Mosero Maina: I head the Compliance Directorate, so I deal with all matters that are not complaints. This can entail processing (data protection impact assessments) and breaches. We have a requirement where data controllers and processors have to register, and, unfortunately, we only have 14 days within the language of the law to verify the documentation. I'm tasked with proving these are accurate, so I have to set aside an hour every two days to catch up on applications. I also assist in areas like capacity building in different government and private sector entities. On any given day I'll do virtual trainings for two hours in the morning with different institutions. I also issue advisories for different data protection items that benefit organizations and the public. We also do audits. At the moment we're auditing a number of organizations, and these are mostly paper-based. We're moving toward doing more technology-based audits, as well as in-person audits beginning in the next financial year.
The Privacy Advisor: You mentioned a digital divide within Kenya. Acknowledging that businesses throughout the economy are in varying states of compliance with the Data Protection Act, are there common issues organizations are coming to you with to facilitate better compliance?
Mosero Maina: The thing I find a lot of people come to us for is specifically not knowing how to follow the law. That's what we release the advisories for. For example, in Kenya, we have a nonexclusive data localization provision, which requires certain sectors, specifically government and private sector entities deemed critical infrastructure, to localize their information here. There is always a misunderstanding about what that actually means.
The Privacy Advisor: Kenya is a member of the Network of African Data Protection Authorities. What has your experience collaborating with other data protection authorities around the continent been like, and what are some of the best practices you've learned from other regulators?

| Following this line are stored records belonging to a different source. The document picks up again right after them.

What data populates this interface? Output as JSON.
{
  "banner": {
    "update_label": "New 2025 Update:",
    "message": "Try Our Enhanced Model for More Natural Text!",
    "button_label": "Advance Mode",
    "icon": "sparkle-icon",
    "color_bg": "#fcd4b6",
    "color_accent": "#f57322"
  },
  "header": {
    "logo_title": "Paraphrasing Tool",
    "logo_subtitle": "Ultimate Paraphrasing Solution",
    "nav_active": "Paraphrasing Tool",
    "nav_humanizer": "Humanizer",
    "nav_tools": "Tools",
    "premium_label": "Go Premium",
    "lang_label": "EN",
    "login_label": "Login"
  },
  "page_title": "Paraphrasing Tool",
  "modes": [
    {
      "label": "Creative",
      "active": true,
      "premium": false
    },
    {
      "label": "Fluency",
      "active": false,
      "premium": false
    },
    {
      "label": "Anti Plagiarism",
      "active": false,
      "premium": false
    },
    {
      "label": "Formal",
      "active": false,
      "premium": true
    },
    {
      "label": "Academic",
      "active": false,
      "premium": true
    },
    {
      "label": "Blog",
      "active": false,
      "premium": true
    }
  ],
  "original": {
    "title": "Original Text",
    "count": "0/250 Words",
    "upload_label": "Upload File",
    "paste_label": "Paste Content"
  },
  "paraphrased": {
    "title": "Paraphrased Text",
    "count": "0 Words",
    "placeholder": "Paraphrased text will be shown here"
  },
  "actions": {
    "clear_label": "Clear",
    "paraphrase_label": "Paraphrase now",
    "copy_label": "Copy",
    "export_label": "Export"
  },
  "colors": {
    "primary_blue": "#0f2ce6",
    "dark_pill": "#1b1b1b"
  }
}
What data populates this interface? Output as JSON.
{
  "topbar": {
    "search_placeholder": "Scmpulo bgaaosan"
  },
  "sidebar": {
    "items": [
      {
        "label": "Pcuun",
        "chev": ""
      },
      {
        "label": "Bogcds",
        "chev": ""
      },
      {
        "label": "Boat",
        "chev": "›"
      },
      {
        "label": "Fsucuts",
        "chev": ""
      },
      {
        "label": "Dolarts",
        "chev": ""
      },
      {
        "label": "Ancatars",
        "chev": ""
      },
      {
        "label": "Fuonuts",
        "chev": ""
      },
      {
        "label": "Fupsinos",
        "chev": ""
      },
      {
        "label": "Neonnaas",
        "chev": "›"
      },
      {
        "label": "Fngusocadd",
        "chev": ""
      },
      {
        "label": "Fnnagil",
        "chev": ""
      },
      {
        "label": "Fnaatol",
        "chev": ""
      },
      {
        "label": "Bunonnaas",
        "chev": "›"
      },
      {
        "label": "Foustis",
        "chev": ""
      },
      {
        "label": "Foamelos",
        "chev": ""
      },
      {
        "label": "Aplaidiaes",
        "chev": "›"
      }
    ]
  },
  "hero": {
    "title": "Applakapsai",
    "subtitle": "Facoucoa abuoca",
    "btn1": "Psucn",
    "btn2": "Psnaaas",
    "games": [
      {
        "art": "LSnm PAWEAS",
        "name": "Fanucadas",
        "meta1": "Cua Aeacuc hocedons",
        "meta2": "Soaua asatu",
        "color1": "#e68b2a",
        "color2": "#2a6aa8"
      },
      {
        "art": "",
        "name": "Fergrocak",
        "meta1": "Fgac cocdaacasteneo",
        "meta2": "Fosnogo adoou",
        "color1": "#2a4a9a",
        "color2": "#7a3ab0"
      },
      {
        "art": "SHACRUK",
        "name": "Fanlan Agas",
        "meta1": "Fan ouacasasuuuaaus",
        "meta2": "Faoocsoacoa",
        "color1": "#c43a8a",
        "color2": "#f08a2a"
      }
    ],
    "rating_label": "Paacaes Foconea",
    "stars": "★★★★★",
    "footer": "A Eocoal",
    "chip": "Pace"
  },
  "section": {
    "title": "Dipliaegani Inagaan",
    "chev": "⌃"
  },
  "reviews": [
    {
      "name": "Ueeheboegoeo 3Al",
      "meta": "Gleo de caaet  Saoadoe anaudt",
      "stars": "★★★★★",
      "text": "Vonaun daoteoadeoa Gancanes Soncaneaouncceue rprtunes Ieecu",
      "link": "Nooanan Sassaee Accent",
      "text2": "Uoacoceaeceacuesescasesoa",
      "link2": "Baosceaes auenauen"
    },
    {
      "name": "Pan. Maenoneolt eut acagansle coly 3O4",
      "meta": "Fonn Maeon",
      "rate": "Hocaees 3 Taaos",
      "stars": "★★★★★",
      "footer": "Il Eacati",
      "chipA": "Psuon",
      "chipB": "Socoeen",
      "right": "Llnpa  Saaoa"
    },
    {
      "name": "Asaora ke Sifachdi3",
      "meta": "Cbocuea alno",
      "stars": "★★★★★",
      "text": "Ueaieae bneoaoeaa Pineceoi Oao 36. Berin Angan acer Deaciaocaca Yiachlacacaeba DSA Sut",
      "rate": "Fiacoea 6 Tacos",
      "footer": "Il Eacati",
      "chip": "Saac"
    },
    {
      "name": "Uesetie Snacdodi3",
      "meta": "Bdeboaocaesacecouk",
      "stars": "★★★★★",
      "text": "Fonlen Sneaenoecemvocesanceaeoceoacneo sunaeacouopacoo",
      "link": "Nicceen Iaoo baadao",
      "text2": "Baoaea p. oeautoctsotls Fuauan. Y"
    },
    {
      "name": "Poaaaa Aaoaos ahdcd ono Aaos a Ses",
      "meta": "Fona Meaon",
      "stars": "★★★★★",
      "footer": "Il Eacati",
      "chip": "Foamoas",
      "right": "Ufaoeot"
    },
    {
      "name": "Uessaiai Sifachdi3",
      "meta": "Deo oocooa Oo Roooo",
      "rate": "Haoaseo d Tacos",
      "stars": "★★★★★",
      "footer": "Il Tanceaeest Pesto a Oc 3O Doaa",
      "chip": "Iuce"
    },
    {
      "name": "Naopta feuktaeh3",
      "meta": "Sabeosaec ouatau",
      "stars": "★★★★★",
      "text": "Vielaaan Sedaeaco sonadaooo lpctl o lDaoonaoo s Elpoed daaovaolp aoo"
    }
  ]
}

Mosero Maina: In Africa, we are all learning together, and some countries are further along. North African countries have made great strides in data protection. Morocco has had data protection laws for a while. Mauritius has data protection laws and Ghana does as well. The importance of the Network of African Data Protection Authorities is the knowledge-sharing among regulators. There are currently about 36 African states with data protection laws, so a lot of new knowledge-sharing capacity is being built within those individual data protection authorities.
For some of us, when we set up our DPAs, there could sometimes be a reliance on more advanced jurisdiction, usually the EU, as some of its member states have long-established data protection authorities. It's very difficult sometimes to appreciate or reconcile what's being done in the EU vis-a-vis the cultures of some African states. The positive note is that the Network of African Data Protection Authorities actually provides the space where we can talk about our individual cultures, discuss some of the things we're struggling with and see how our colleagues in other countries are dealing with similar issues.